Another major limitation was the lack of a sham acupuncture needling method or another active control group. This was particularly important because this design did not allow the groups to be blinded and may have biased the results. The universally positive findings may be indicative of nonspecific placebo effects in the acupuncture group; especially since no objective physiological data were collected. Perhaps receiving the needle treatment alone resulted in subjective reports of more improvement in those with higher outcome expectations, as has been found in a previous pain study (16).
This first, large, multisite trial to test acupuncture to relieve fatigue provides several implications for future research. As identified by the authors, acupuncture could be an approach to managing symptom clusters rather than only a single symptom and future studies need to be designed and powered to answer that question. Future studies also need to include biological markers to enhance our understanding of the etiology of fatigue in samples that are homogenous in regard to type of cancer, stage of disease, and treatments received. The issue of whether or not to use a sham acupuncture needling method is complex and needs to be carefully considered when designing future, large trials (17). There is more uniform agreement that acupuncture and other behavioral complementary medicine trials need to include an active control arm as well as a no-treatment arm that serve to reduce nonspecific and placebo effects of the intervention (18,19). Careful consideration of issues regarding study design and methods will increase our understanding of what works, for whom, and under what circumstances to relieve cancer-related fatigue.

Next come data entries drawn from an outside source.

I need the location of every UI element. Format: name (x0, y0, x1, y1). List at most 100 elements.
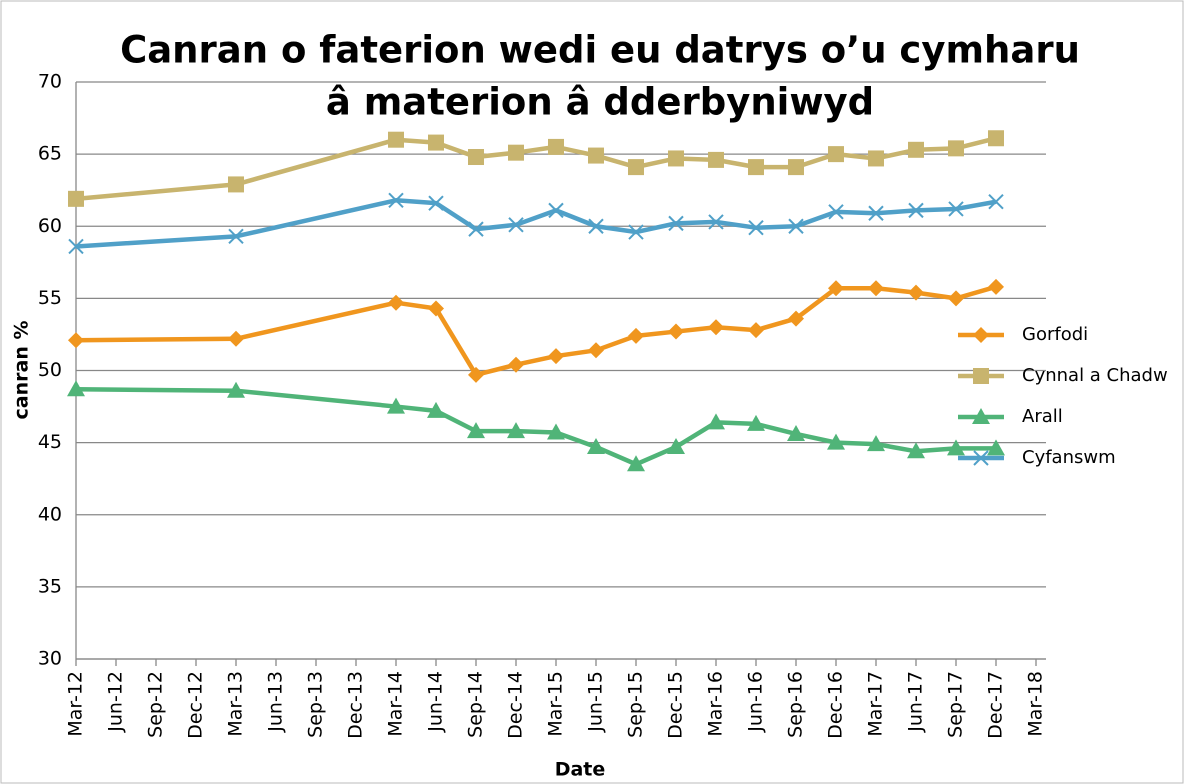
marker-stroke (748, 219, 764, 236)
marker-stroke (468, 221, 484, 237)
data-point (828, 146, 844, 163)
x-tick-label: Sep-12 (145, 671, 167, 738)
data-point (988, 130, 1004, 147)
x-tick-label: Sep-16 (785, 671, 807, 738)
marker-stroke (668, 215, 684, 232)
x-tick-label: Mar-12 (65, 671, 87, 737)
legend-label: Gorfodi (1022, 324, 1088, 345)
legend-label: Arall (1022, 406, 1063, 427)
data-point (548, 202, 564, 219)
data-point (708, 319, 724, 336)
data-point (628, 327, 644, 344)
x-tick-label: Dec-13 (345, 671, 367, 739)
data-point (867, 435, 885, 452)
data-point (668, 215, 684, 232)
data-point (467, 422, 485, 439)
x-tick-label: Dec-17 (985, 671, 1007, 739)
x-tick-label: Mar-13 (225, 671, 247, 737)
x-tick-label: Sep-17 (945, 671, 967, 738)
y-tick-label: 45 (38, 431, 62, 453)
data-point (827, 433, 845, 450)
data-point (508, 144, 524, 161)
marker-stroke (908, 202, 924, 219)
marker-stroke (828, 204, 844, 220)
data-point (628, 159, 644, 176)
y-tick-label: 40 (38, 503, 62, 525)
data-point (627, 455, 645, 472)
x-tick-label: Dec-14 (505, 671, 527, 739)
legend-label: Cyfanswm (1022, 447, 1116, 468)
data-point (947, 439, 965, 456)
data-point (708, 214, 724, 230)
data-point (868, 205, 884, 221)
data-point (788, 159, 804, 176)
x-tick-label: Jun-15 (585, 671, 607, 733)
data-point (788, 218, 804, 234)
data-point (547, 423, 565, 440)
x-tick-label: Dec-15 (665, 671, 687, 739)
data-point (828, 280, 844, 297)
data-point (588, 342, 604, 359)
data-point (468, 221, 484, 237)
x-tick-label: Jun-17 (905, 671, 927, 733)
y-tick-label: 50 (38, 359, 62, 381)
data-point (428, 195, 444, 211)
x-tick-label: Jun-13 (265, 671, 287, 733)
data-point (628, 224, 644, 240)
legend-marker (973, 368, 989, 384)
legend-marker (973, 450, 989, 466)
marker-stroke (988, 194, 1004, 210)
data-point (788, 310, 804, 327)
marker-stroke (708, 214, 724, 230)
chart-title: Canran o faterion wedi eu datrys o’u cym… (120, 29, 1080, 72)
x-tick-label: Mar-18 (1025, 671, 1047, 737)
marker-stroke (868, 205, 884, 221)
data-point (868, 280, 884, 297)
series-line (75, 387, 996, 467)
x-tick-label: Jun-16 (745, 671, 767, 733)
data-point (388, 192, 404, 208)
data-point (908, 202, 924, 219)
x-axis-label: Date (555, 759, 606, 781)
data-point (428, 134, 444, 151)
data-point (507, 422, 525, 439)
x-tick-label: Mar-15 (545, 671, 567, 737)
data-point (748, 159, 764, 176)
data-point (548, 348, 564, 365)
marker-stroke (228, 228, 244, 245)
y-axis-label: canran % (11, 321, 33, 420)
data-point (668, 323, 684, 340)
data-point (468, 149, 484, 166)
data-point (988, 278, 1004, 295)
data-point (908, 141, 924, 158)
data-point (668, 150, 684, 167)
data-point (708, 151, 724, 168)
data-point (588, 218, 604, 234)
data-point (68, 238, 84, 255)
data-point (748, 322, 764, 339)
marker-stroke (388, 192, 404, 208)
data-point (508, 217, 524, 233)
y-tick-label: 65 (38, 143, 62, 165)
data-point (948, 290, 964, 307)
marker-stroke (788, 218, 804, 234)
data-point (787, 424, 805, 441)
marker-stroke (628, 224, 644, 240)
data-point (428, 300, 444, 317)
chart-title: â materion â dderbyniwyd (326, 81, 874, 124)
y-tick-label: 30 (38, 648, 62, 670)
data-point (387, 397, 405, 414)
y-tick-label: 60 (38, 215, 62, 237)
x-tick-label: Sep-14 (465, 671, 487, 738)
x-tick-label: Mar-17 (865, 671, 887, 737)
x-tick-label: Sep-13 (305, 671, 327, 738)
data-point (667, 437, 685, 454)
data-point (388, 131, 404, 148)
x-tick-label: Dec-16 (825, 671, 847, 739)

Molassiotis and colleagues have introduced an East Asian-based therapy that shows promise as a method to reduce cancer-related fatigue in breast cancer patients who report persistent fatigue in the post-treatment phase. The cascade of positive effects of acupuncture on fatigue, other symptoms, and QOL inspires cancer symptom management researchers to include inflammatory markers when testing acupuncture in future studies that include other types and stages of cancer patients. However, the authors acknowledge that the design of the trial had several limitations that affect the generalizability of the results. Acupuncture will remain in the “Effectiveness Not Established” category on the Oncology Nursing Society’s Putting Evidence into Practice (ONS-PEP) fatigue resources until the evidence merits a change (14,20). Well-designed and controlled effectiveness trials are needed before acupuncture can be recommended for practice in fatigued, post-treatment breast cancer patients. Clinicians can encourage patients to select from and use evidence-based interventions for fatigue including activity enhancement, psychosocial (CBT for fatigue, psycho-educational, and supportive-expressive therapies), and CBT for sleep. Researchers need to design and test acupuncture and other interventions for cancer-related fatigue in the overlooked, understudied, and complex population of patients with advanced cancer receiving palliative care.
Disclosure: The author declares no conflict of interest.